1. Field of the Invention
The present invention relates in general to data compression and more particularly to a method and system for compressing data using clustering techniques.
2. Background Art
Data compression is vitally important as demand increases for more rapid processing, access, storage and transmission of data. Data may include text, sounds, images and video. Improvements in data transmission and storage systems have come slower than the historical dramatic increase in processing power in computer systems. As a result, there has been a steadily increasing incentive to use additional processor resources to encode and decode data in a format which reduces the relative demand upon the storage and communications resources of computer systems and computer networks.
Data compression schemes that enable an exact reproduction of the initial input data are referred to as using lossless data compression. In lossless data compression, the primary goal is to change the representation of the data so that the more likely sequences of data from a source are represented using fewer bits of information. Since likely sequences of data are encoded with fewer bits, other sequences must necessarily be encoded with longer bit sequences. The best performance on average is achieved when the number of bits used to represent a sequence is proportional to the logarithm of the inverse of the probability of the sequence. The expected length of the bit sequence that gives this optimal compression can be calculated directly from the probability distribution and is typically referred to as the entropy of the distribution. If both the encoder and decoder are given information allowing them to calculate the probability of any sequence from a source, then there are existing techniques that can compress the sequence to within 1 bit of this entropy. For this reason, the problem of minimum size lossless data compression is equivalent to finding an accurate probabilistic model for a data source.
One approach to probabilistic modeling is to estimate the probability of each symbol in a sequence based upon the frequency of the same symbol given similar patterns of prior characters. These sets of "similar" patterns of prior characters will be referred to as contexts.
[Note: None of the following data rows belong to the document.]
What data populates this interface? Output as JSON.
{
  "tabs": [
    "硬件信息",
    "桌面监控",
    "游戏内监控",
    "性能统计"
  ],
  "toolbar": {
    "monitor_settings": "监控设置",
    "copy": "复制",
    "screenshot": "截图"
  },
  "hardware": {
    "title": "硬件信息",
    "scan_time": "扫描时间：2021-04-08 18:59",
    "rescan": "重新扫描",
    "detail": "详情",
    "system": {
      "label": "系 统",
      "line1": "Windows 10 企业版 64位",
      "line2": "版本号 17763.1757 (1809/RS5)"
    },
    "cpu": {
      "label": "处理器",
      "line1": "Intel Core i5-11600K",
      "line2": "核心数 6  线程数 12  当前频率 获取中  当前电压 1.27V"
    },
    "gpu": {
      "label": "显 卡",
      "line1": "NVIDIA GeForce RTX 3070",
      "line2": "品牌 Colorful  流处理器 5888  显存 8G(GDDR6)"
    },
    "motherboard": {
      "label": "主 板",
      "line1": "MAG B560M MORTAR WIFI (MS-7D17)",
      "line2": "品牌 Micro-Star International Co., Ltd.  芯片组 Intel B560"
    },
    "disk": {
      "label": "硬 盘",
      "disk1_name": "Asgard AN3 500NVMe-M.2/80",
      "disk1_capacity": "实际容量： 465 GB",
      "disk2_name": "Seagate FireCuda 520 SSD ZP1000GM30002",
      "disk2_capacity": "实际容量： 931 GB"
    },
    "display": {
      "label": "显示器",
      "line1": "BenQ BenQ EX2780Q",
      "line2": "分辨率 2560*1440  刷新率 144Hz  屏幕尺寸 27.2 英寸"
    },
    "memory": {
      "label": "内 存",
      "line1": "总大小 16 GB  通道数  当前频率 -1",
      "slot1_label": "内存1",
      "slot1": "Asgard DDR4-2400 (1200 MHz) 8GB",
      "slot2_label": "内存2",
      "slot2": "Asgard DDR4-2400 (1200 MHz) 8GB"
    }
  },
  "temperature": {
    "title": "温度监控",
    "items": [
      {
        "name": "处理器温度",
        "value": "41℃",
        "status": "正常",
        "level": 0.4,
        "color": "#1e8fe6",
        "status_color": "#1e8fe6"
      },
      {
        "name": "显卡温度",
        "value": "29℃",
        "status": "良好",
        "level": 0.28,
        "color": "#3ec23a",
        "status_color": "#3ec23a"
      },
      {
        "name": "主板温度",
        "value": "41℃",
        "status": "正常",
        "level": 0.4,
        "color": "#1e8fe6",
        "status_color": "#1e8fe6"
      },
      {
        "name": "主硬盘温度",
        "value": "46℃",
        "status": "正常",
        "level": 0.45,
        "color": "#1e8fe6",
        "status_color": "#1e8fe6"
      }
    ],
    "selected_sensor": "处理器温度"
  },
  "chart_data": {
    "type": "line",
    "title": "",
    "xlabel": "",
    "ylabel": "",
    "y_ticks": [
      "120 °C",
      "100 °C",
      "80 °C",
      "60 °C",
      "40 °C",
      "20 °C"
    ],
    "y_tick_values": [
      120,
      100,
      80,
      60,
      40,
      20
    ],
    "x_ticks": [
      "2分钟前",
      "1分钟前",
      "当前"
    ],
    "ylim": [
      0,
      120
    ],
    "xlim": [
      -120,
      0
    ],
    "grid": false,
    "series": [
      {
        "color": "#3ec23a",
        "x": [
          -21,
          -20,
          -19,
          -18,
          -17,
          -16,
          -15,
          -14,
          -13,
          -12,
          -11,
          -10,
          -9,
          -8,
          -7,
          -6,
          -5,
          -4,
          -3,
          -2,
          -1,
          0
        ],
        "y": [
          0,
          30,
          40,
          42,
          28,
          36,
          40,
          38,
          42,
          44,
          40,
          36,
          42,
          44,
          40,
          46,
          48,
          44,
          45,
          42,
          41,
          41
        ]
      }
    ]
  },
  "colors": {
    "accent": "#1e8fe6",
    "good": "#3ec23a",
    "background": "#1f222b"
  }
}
One simple modeling scheme uses the prior character as a context and maintains a probability distribution for each possible prior character. Character based probabilistic models can generally be described by the method for choosing and possibly adapting the choice of contexts and the method for choosing and possibly adapting the estimated probability distribution for each context.
Compression systems frequently have a preliminary encoding followed by a secondary encoding. For example, the preliminary encoder of a Lempel-Ziv, 1977 (LZ-77) compression scheme takes a sequence of characters and replaces recurring groups of characters with a pair of tokens called the offset and the length. The offset represents the number of input characters since the previous occurrence of the identical grouping of characters. The length indicates the number of characters in the grouping of characters. A secondary encoding transforms the offset and length pairs into a variable-length sequence of bits such that the more frequently occurring offset and length pairs are represented by shorter bit sequences. Another example of a preliminary encoder is a Move-to-Front (MTF) encoder. A MTF encoder maintains an ordered list of all possible characters. For each input character the MTF encoder replaces the character with its position on the list. Further, after the encoder uses each character the character is moved to the front of the list. Therefore, more frequently occurring characters will tend to have lower position number on the list than less frequent characters.
Typically the tokens from the preliminary encoder are then converted to variable length bit sequences appropriate for the probability distribution of tokens. Both the encoder and decoder must maintain identical estimates for the distribution of tokens. Adaptive encoders achieve this consistency by updating the probability estimate of tokens as they are decoded. Non-adaptive encoders typically use a fixed distribution which is stored in a header which precedes the encoded tokens. When random access to small compressed records is required, the efficiency of the adaptive approach is reduced because a short sequence cannot be used to accurately estimate the probability distribution of tokens. Similarly, the efficiency of the non-adaptive approach using a header for each record is reduced because the overhead for representing the header must be amortized over fewer tokens in a shorter record. For this reason, efficient access to small records requires a system which effectively shares the modeling information used to decompress the multiple records.